How to roast perfect roasted rosemary potatoes. A recipe featuring Russet potatoes and fresh rosemary.
Roasted rosemary potatoes are simple to make and require the bare minimum when it comes to ingredients. They’re perfect alongside just about any protein, including eggs, making them the ideal dinnertime or brunch companion.
However, a simple side dish like roasted rosemary potatoes still carries with it the potential to go terribly wrong. I don’t know about you, but I’ve got no time for soggy, oven-baked potatoes. No siree. Roasted potatoes should be crispy, and carry with them that signature potato crunch that leaves you yearning for more. If the potatoes are not roasted are properly, you will be left with a lackluster batch. This recipe ensures perfectly roasted potatoes every single time, but first, let’s talk about the how and the why.
HOW TO MAKE PERFECT ROASTED POTATOES
THE SIZE OF THE POTATOES
The first step in making perfect roasted potatoes is to cut them into equally shaped sizes. The more uniform they are in size, the more uniformly they will cook. In other words, they will all cook in the same amount of time.
THE OIL YOU FOR ROASTING POTATOES MATTERS
The oil is also a very important aspect of roasting potatoes. I tend to gravitate more toward canola oil for roasting at high temperatures as it has a higher smoke point, allowing our potatoes more time in the oven before they begin to go from golden-brown to black…cause nobody wants their potatoes that crispy.
THE BEST TEMPERATURE TO ROAST POTATOES
The best temperature to roast potatoes at is 425°. This temperature, in combination with the canola oil, ensures a crispy and golden crust.
HOW LONG DO YOU BAKE ROSEMARY POTATOES
Rosemary potatoes roasted at 425° take about 45-50 minutes in the oven.
THE TRICK TO PERFECTLY ROASTED POTATOES
The trick to getting perfectly roasted potatoes, with crispy-crunchy edges on every side is simple — you must toss them at least once throughout the cooking process.

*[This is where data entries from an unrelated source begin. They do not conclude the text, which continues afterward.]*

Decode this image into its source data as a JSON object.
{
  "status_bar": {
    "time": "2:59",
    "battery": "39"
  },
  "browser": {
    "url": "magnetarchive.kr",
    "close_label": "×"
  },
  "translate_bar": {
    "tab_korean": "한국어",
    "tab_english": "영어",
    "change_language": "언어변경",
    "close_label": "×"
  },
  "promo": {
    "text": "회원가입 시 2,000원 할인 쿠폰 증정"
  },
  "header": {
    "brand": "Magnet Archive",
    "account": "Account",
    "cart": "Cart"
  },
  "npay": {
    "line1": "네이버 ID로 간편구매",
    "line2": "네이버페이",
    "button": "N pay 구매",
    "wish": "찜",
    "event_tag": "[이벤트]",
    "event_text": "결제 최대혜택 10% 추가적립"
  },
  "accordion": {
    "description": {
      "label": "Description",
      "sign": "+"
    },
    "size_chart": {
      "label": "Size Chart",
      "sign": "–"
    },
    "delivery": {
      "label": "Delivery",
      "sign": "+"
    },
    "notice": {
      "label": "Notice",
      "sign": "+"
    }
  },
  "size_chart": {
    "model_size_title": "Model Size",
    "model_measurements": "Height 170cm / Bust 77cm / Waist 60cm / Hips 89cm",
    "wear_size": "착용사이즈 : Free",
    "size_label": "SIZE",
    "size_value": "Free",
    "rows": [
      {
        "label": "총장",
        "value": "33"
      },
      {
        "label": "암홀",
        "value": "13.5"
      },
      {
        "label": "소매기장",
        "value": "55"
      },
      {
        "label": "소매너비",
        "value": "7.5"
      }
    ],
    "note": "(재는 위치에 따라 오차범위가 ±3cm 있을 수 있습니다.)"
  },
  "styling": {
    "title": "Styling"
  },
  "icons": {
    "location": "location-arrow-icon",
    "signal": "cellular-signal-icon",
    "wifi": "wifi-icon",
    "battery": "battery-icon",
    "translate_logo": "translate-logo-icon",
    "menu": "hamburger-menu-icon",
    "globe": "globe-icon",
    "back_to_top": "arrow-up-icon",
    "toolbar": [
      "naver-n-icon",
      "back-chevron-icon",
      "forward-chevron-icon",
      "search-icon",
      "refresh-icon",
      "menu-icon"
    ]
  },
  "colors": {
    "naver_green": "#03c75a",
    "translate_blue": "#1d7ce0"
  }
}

I’ve found the easiest way to toss the potatoes is to first line the baking sheet with nonstick aluminum foil. Even with a coating of oil, the potatoes still have a tendency to stick to the pan. The nonstick foil ensures you will be able to quickly and easily give them a toss, and when tossing, I tend to reach for the largest, widest spatula I can find.
But, they wouldn’t be roasted rosemary potatoes without the rosemary, now would they? For the flavor portion of this recipe, fresh rosemary is best. Fresh herbs add a vivacious kick to just about any dish, and these potatoes are no exception. And, for the seasoning, you need to look no further than Kosher salt and a little black pepper.
Few ingredients are required, only a touch of know-how and technique, and you are guaranteed perfectly roasted rosemary potatoes every time. You can count on this recipe to be a crowd-pleaser across the board: Men, women and children alike could enjoy them with just about any meal, at any given time of day. Please, enjoy.
A simple recipe for perfect rosemary roasted potatoes.
- 2 pounds (about 4) medium-sized Russet potatoes scrubbed and peeled
- 2 tablespoons canola oil
- 1 teaspoon Kosher salt
- 1/2 teaspoon black pepper
- 2 teaspoons fresh, minced rosemary
Preheat the oven to 425° and have ready a sheet pan (possibly two, see note below), lined with non-stick aluminum foil.
Cut the potatoes into quarters lengthwise. Then, cut into 1/2" pieces. Transfer to a large mixing bowl, drizzle with the canola oil and sprinkle with salt, pepper, and minced rosemary. Toss to combine.
Transfer the potatoes to the sheet pan, taking care to spread the potatoes apart so they are not bunched together or crowded.
Roast for 25 minutes, pull from the oven, toss using a wideset spatula and return to oven to continue cooking for another 20 minutes, or until golden and crispy.
If the potatoes are crowded on the sheet pan, use two. For crispy, golden results, air must be allowed to circulate around the potato. If using two pans sheet pans, and alternate their placement in the oven when you pull them out to toss the potatoes.